Snider: To echo Bill, I think of NOW as the seed from which everything NewAm sprung. Not just because the need to release their album was the reason the label was created, but in a larger sense: Judd and I were at Yale together when he formed NOW, and at that time creating a group to perform music by only young, emerging composers seemed a radical idea (most fledgling new-music enterprises I was familiar with felt the need to prove themselves with at least some higher-profile associations.) But NOW was not only about young composers, it was about music that was open to all kinds of influences and emotional statements. Even with other so-called “hip” and “pop-influenced” ensembles I hadn’t heard music that explored the particular strains of sincerity and storytelling that NOW did. I was drawn to that and felt that it was music that a lot of people – regardless of background – could likely relate to and find meaning in. Of course NewAm has since grown into something quite broad and irreducible to any particular sound or style, but I think both the DIY spirit and aesthetic openness that I first saw in NOW are two of the most important values that inform what we do on a daily basis.
Darcy James Argue’s Secret Society, Infernal Machines
Brittelle: Judd, Sarah and I went to hear Darcy play at [New York City venue (Le) Poisson Rouge] and were totally blown away – Sarah and I were trying to play it cool after the show but ended up gushing and basically asking Darcy if we could put out his record. This is literally one of my favorite jazz albums of all time. I think it’s unique in the sense that the record doesn’t try to simply capture the spirit of live performance – the production value is really high, and it ends up sounding more like a rock record. The guitars and drums really kick, the bass is really present.

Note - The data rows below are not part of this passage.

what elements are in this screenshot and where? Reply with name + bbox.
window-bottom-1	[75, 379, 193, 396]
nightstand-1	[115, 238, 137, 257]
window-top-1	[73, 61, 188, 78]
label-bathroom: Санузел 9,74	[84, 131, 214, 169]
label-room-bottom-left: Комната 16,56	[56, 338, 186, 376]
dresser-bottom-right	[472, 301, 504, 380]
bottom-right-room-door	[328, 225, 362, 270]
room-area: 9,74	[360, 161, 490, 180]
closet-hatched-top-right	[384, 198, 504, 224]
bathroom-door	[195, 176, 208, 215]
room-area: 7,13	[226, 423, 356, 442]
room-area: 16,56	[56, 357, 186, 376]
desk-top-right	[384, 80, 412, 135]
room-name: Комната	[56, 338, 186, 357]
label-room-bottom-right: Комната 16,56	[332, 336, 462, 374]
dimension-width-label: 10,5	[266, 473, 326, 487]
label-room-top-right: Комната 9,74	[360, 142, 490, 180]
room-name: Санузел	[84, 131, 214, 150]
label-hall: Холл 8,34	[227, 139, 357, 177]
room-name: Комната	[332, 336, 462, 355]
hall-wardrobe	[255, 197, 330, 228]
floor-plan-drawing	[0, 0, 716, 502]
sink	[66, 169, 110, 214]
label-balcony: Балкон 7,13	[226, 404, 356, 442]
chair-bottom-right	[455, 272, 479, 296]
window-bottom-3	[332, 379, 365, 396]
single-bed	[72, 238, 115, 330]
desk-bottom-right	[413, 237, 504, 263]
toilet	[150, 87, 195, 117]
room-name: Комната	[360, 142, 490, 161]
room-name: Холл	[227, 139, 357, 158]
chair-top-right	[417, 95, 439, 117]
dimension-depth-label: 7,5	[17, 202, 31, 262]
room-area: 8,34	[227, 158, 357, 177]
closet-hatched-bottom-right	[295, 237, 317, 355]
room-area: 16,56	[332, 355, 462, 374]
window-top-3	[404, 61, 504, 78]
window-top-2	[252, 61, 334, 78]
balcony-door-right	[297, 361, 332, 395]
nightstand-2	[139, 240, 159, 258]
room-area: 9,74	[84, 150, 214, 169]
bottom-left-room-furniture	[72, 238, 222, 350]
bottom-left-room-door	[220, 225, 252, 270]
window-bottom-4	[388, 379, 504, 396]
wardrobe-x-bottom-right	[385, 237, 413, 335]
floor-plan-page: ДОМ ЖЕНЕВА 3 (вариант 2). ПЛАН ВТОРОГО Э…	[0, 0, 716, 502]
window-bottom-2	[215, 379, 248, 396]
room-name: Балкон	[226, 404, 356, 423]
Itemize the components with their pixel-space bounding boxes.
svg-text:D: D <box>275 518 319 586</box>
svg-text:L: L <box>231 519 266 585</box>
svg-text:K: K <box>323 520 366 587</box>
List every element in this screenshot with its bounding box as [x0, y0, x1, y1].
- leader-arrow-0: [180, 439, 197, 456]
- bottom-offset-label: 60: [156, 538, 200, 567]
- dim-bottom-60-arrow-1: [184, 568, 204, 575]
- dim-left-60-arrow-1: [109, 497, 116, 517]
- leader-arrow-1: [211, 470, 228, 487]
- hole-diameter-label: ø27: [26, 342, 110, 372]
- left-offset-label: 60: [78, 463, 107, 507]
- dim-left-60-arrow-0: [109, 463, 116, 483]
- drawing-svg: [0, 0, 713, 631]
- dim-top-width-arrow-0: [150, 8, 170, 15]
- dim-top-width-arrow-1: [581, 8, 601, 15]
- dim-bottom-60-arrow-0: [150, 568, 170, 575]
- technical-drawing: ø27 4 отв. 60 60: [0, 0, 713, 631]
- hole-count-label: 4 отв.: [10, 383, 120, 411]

A great road trip record.
Snider: Ha, yeah I definitely failed at playing it cool. Darcy’s music blew me away. And I’m actually not a huge jazz person, which is how I knew I loved it. What struck me most about his music was that it seemed to be about mood rather than style. He paints moods so precisely, using whatever tools he has at his disposal – and he wields those tools so outrageously well that whatever they are, whatever world they’re from, becomes irrelevant. His music is epic and grand and so brilliantly crafted. I love that he doesn’t pose any questions without answering them. He sets you up for big expectations, and then he totally delivers. That is so rare.
Corey Dargel, Someone Will Take Care of Me
Brittelle: Corey’s previous record, Other People’s Love Songs, was a kind of indie classical electro masterpiece. With SWTCM, Corey moved back to working with acoustic instruments, the result is just as catchy, and draws a connection to the chamber music and art song traditions. Corey’s voice is gorgeous. It provides a unique and appropriate vessel for delivering Corey’s twisted tales of love and sickness.
Snider: Every time I listen to Corey’s music I find myself saying, “How the hell does he think of this shit?” It sounds like pop music, but wait, it’s totally not, what are these weird asymmetrical phrases and beat patterns and how does he make them palatable and memorable so you don’t realize you’re singing along to incredibly complicated music? It’s sophisticated, brainy art music in earworm’s clothing. Every time I listen I hear something new in the craft and orchestration that makes me marvel. But I really like that he doesn’t let his smarts get the best of him. There is snark, yes, but there is also heart-rending sincerity, both lyrically and musically, and it’ll appear on a dime, where a sudden chord change will reveal the excruciating sadness in what you first think is just a really funny line. I love so many songs on this double album, but one that always takes me by surprise is “Everybody Says I’m Beautiful” – the empathy and sweetness really get me.